今日は、大河ドラマのテーマについて考えてみるべく、1976年12月17日付の読売新聞夕刊「収録すすむ大河ドラマ『花神』」より引用します。
(前略)スタジオをのぞいた日は、ちょうど吉田松陰役の篠田三郎と金子重之助役の岡本信人が密航をくわだて、下田港から小舟でペリー艦隊に向かうシーン。2人が必死になって小舟をあやつる場面を延々と続ける。スタジオ内にはペリー艦隊の隊員になる外国人もたくさんいて、日本語と英語がとびかうにぎやかさだ。
(中略)プロデューサーの成島庸夫さんはこんな抱負を語る。
「これまでの大河ドラマは1人の英雄中心のドラマだった。15作目というひとつの節目なので今回はねらいを、村田蔵六をとりまく群像を描くことに焦点をしぼります。だからエリートではなくて、幕末に忙しく動いた若者たちのいわば、“群像劇”、この点がこれまでとは違う新しい視点です」
撮影はすでに着々と進んでいる。ドラマの舞台となる山口県萩市、山口市の現地ロケを皮切りに撮影を開始。ここで村田蔵六役の中村梅之助、蔵六に愛情を抱く混血女性イネの浅丘ルリ子、高杉晋作役の篠田三郎、蔵六の妻お琴役の加賀まり子(ママ)らが勢ぞろいした。スタジオ収録は先月初旬から始められ、年内は30日まで8回放送分が収録される。

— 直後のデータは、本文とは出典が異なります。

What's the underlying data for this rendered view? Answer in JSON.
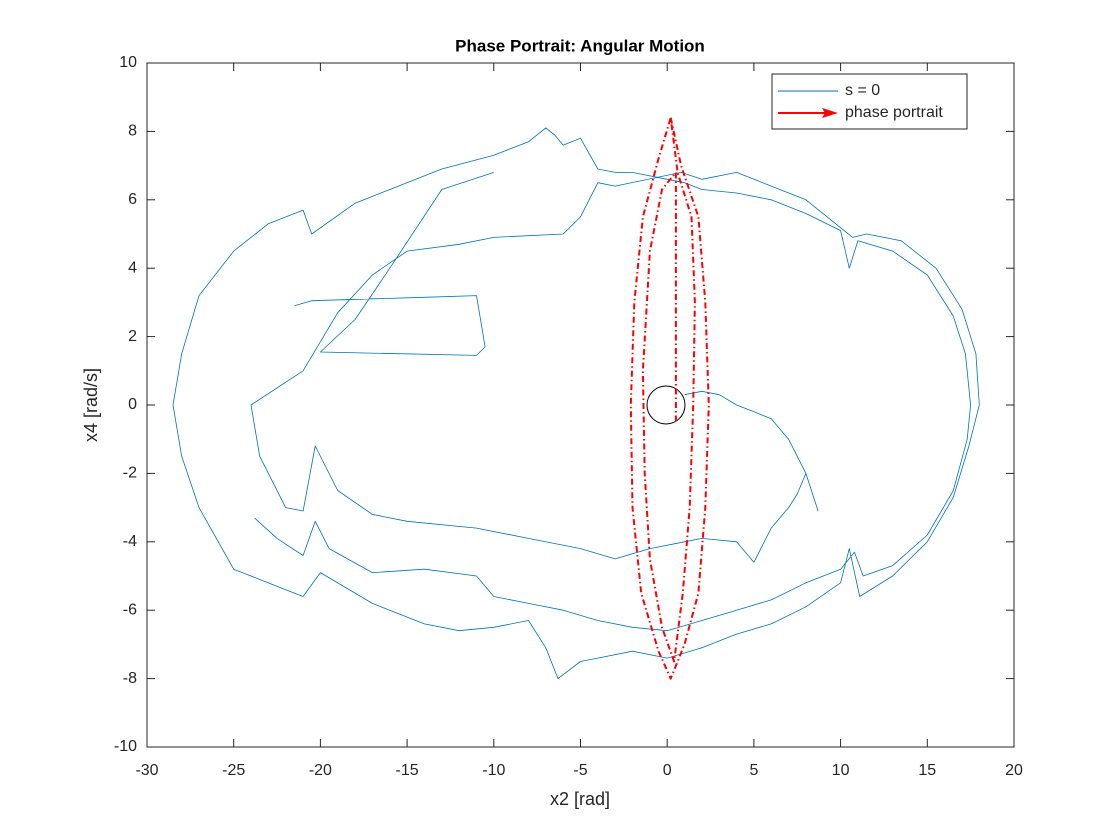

幕末ものだが、仕掛けはなかなか大変。先週は東宝特撮プールで黒船の撮影が行われた。黒船は幕末期の日本人の精神に大きな影響を与えたシンボル。ドラマでも重要な役割をになうとあって特別製作、放送では4回目の「ペリー来航」から登場する。
このほかスタッフを悩ませたのはオランダ医学を原語で読んで訳すシーン。どんな本で、いったいどんな訳語を使っていたのか。ありあわせですますことも出来ず、順天堂大の医学史の専門家から助言をえてやっと当時を再現できたという。衣装では幕末期の帝政ロシアの海軍服がわからず難航したともいう。(引用おしまい)
何がテーマで、いかなる視点なのか。「花神」には、放映前からスタッフの努力が費やされた跡があります。「焦点をしぼる」「黒船はシンボルだから特別製作」。「花燃ゆ」にはない観点です。絞った焦点、狙った主題をいまだに提出できない「花燃ゆ」の迷走は痛々しい。
キャッチフレーズが「志まげませぬ」。ああ、イタい。テーマを確定するために、一般視聴者から惹句を募集するのはいかが? 「◯◯まげませぬ」でいってみましょうか。選考委員長は島田敏男さん。「出兵まげませぬ」「後方支援まげませぬ」等々、公共放送的にいろいろそんたくしたステキな惹句が集まることでしょう。「憲法まげます」というのはどうですか。